Grundsätzlich sind die Menschen in Peru einiges an politischem Chaos gewöhnt, doch selbst an den Standards des südamerikanischen Landes gemessen war der Mittwoch ein außergewöhnlicher Tag.
Eigentlich war geplant gewesen, dass sich der bisherige Staatschef Pedro Castillo im Parlament in der Hauptstadt Lima einem Verfahren wegen "moralischer Unfähigkeit" stellt. Dieses hätte letztendlich zu einer Amtsenthebung führen können. Doch bevor es so weit kam, löste der Präsident kurzerhand den Kongress auf, kündigte Neuwahlen an und eine Verfassungsreform. Dazu verhängte er eine nächtliche Ausgangssperre.

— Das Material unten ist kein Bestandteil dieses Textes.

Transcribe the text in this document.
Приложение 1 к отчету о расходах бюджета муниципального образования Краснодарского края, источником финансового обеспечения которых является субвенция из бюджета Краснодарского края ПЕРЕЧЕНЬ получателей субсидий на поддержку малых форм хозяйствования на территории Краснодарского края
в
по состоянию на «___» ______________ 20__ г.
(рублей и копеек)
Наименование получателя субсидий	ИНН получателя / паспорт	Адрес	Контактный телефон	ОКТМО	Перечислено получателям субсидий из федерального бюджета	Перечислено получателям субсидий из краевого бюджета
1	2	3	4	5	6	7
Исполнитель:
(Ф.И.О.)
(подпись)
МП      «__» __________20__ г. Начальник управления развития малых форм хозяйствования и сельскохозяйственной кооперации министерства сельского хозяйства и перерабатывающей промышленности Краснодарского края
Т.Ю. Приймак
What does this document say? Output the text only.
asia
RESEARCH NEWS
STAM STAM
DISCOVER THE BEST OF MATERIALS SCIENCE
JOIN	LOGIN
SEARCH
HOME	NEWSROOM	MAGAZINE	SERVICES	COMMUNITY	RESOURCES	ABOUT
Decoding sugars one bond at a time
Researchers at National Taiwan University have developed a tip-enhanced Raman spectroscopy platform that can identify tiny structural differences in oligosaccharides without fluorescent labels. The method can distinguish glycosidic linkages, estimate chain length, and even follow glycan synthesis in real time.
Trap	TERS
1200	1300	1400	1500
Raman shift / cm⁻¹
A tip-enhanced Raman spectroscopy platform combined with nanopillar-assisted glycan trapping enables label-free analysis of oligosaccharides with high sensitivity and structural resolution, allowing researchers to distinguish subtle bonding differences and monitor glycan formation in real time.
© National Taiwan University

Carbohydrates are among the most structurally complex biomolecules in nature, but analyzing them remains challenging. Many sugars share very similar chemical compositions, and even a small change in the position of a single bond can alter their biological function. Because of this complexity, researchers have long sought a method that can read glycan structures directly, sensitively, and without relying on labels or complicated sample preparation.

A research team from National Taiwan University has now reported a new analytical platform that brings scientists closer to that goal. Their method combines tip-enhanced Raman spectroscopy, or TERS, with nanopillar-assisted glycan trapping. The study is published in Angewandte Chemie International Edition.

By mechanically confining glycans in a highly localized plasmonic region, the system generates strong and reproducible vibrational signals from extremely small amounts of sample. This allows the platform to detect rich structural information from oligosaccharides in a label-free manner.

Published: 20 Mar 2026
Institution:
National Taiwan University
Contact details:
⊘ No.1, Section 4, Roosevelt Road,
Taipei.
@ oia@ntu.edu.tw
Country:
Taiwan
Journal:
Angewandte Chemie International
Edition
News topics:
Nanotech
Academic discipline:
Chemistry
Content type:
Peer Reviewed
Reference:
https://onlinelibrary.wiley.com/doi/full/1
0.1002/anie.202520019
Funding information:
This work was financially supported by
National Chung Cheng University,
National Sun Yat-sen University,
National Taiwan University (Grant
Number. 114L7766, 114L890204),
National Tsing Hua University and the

Vizepräsidentin Dina Boluarte übernimmt das Ruder
All dies wiederum wertete das Parlament als Putschversuch - und anstatt den Kongress zu räumen, votierten die Abgeordneten mit großer Mehrheit dafür, den Staatschef abzusetzen. Pedro Castillo wurde kurz darauf in Lima verhaftet und Vizepräsidentin Dina Boluarte übernahm verfassungsgemäß die Regierungsgeschäfte.
Damit eskaliert eine Krise, die schon seit Jahren in Peru schwelt: So gut wie alle Präsidenten, die es in dem südamerikanischen Land in den vergangenen Jahrzehnten gegeben hat, sind wegen Bestechlichkeit und Vetternwirtschaft angeklagt oder sitzen in Haft. Immer schneller wechselten zuletzt die Staatsoberhäupter und im November 2020 gaben sich in knapp zwei Wochen gleich drei Präsidenten die Klinke in die Hand. Eine Übergangsregierung übernahm das Amt, 2021 gab es Neuwahlen und überraschend gewann damals Pedro Castillo, ein ehemaliger Dorfschullehrer und linker Gewerkschaftsführer.
Bei den Abstimmungen hatte er allerdings nur eine hauchdünne Mehrheit gegenüber der Kandidatin der Rechten gehabt, Keiko Fujimori, Tochter des peruanischen Ex-Diktators Alberto Fujimori, der immer noch über Rückhalt im Volk verfügt.
Immer neue Skandale
Pedro Castillo dagegen konnte im Parlament kaum Mehrheiten für sich gewinnen, dazu wurde sein Kabinett von immer neuen Skandalen erschüttert: Mal ging es um Bestechlichkeit und Vorteilnahme einzelner Mitglieder der Regierung, dann wieder um Gewalt gegen Frauen oder die Verharmlosung von Terrorismus. Im Schnitt musste Castillo jede Woche einen Minister oder eine Ministerin auswechseln, in seinen knapp eineinhalb Jahren im Amt vereidigte er so fünf Mal ein neues Kabinett.
Gleichzeitig mehrten sich auch gegen Castillo selbst bald Vorwürfe, unter anderem wegen Korruption und Behinderung der Justiz. Bereits im Dezember vergangenen Jahres und im März hatte er sich darum im Kongress dem Vorwurf der "moralischen Unfähigkeit" ausgesetzt gesehen, beide Male aber kamen nicht genügend Stimmen zusammen, um den Präsidenten seines Amtes zu entheben. Am Mittwoch galt es nun das erste Mal als möglich, dass die Parlamentarier mit einer nötigen Zweidrittelmehrheit gegen den Staatschef stimmen.
Schon im Vorfeld hatte es dabei Gerüchte gegeben, Castillo könnte den Kongress auflösen. Dass er am Ende tatsächlich diesen Schritt wagte, löste dennoch Überraschung aus und gleichzeitig Empörung. Mehrere Minister erklärten umgehend ihren Rücktritt und Vizepräsidentin Dina Boluarte sprach von einem Putsch: "Dies ist ein Staatsstreich, der die politische und institutionelle Krise verschärft, die die peruanische Gesellschaft unter strikter Einhaltung der Gesetze überwinden muss", erklärte sie über Twitter.
Boluarte fordert einen "politischen Waffenstillstand"
Die 60-Jährige wurde noch am Abend verfassungsgemäß als neues Staatsoberhaupt von Peru vereidigt. Sie ist die erste Frau an der Spitze des südamerikanischen Landes und erklärte in einer Rede, das Amt bis zum Ende der Legislaturperiode 2026 führen zu wollen. Boluarte forderte einen "politischen Waffenstillstand" und versprach, "das Krebsgeschwür der Korruption" in Peru bekämpfen zu wollen.
Pedro Castillo befand sich derweil weiterhin in Polizeigewahrsam. In mehreren Städten Perus gab es Demonstrationen, teilweise, um die neue Regierung zu unterstützen, genauso aber auch von Anhängern Castillos, die eine Freilassung fordern, sowie seine Rückkehr ins Amt.